A named list with elements:

train: List of integer vectors containing training set indices for each resampling iteration.
strategy: Character string indicating the resampling strategy.
n: Integer. Number of samples in the dataset.
seed: Integer. Random seed used to generate the resampling splits, ensuring reproducibility.

Details

Generates k Monte-Carlo resampling splits by randomly partitioning the data into training and test sets without replacement.

Balancing ensures equal representation of strata in the training data:

type = "DA": Class labels define the strata, and sampling is balanced across classes.
type = "R": The response is discretised into bins using quantiles defined by probs, and each bin contributes equally to the training set.

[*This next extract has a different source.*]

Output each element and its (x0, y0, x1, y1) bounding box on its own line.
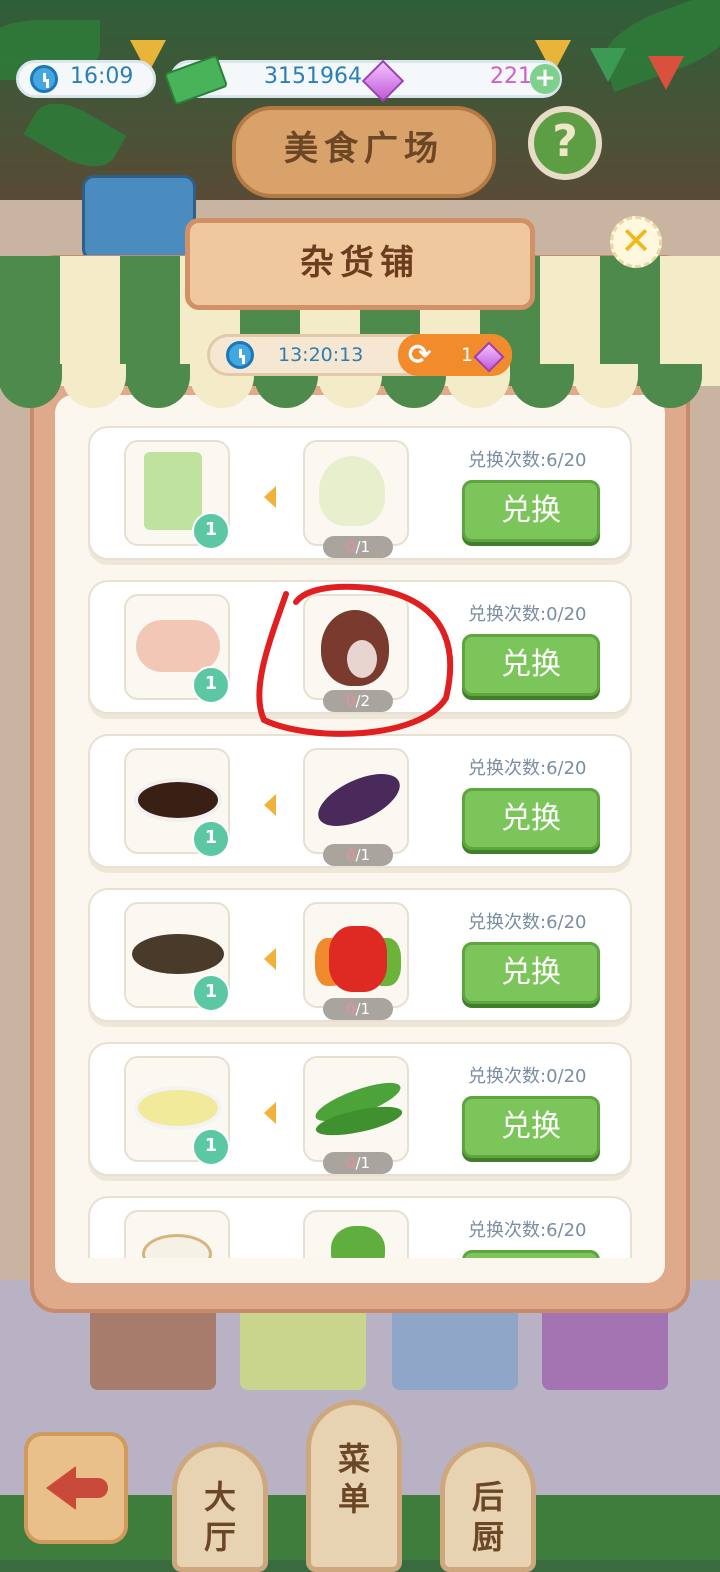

This strategy can improve robustness of model evaluation in settings with limited samples size and imbalanced or unevenly distributed outcome variables.

Examples

n <- 100
# bivariate outcome
thr <- 1.5
Y <- c(rnorm(80, thr-3, 0.3), rnorm(20, thr+3, 0.3))  # unbalanced low/high outcome
mean(Y>thr)
#> [1] 0.2

cv_k <- kfold(k = 10)
cv_mc <- balanced_mc(k = 10, split = 2/3, type = "R", probs = c(0, 0.8, 1))

k_inst <- metabom8:::.arg_check_cv(cv_pars=cv_k, model_type='R', n=n, Y_prepped=cbind(Y))
mc_inst <- metabom8:::.arg_check_cv(cv_pars=cv_mc, model_type='R', n=n, Y_prepped=cbind(Y))

# balanced splits: proportion above global median stays ~0.5
q80 <- quantile(Y, 0.8)
round(sapply(k_inst$train, function(i) mean(Y[i] > q80)), 2) # resembles original Y distr.
#>  [1] 0.19 0.21 0.21 0.20 0.20 0.19 0.18 0.22 0.19 0.21
round(sapply(mc_inst$train, function(i) mean(Y[i] > q80)), 2) # balanced strata (low/high)
#>  [1] 0.5 0.5 0.5 0.5 0.5 0.5 0.5 0.5 0.5 0.5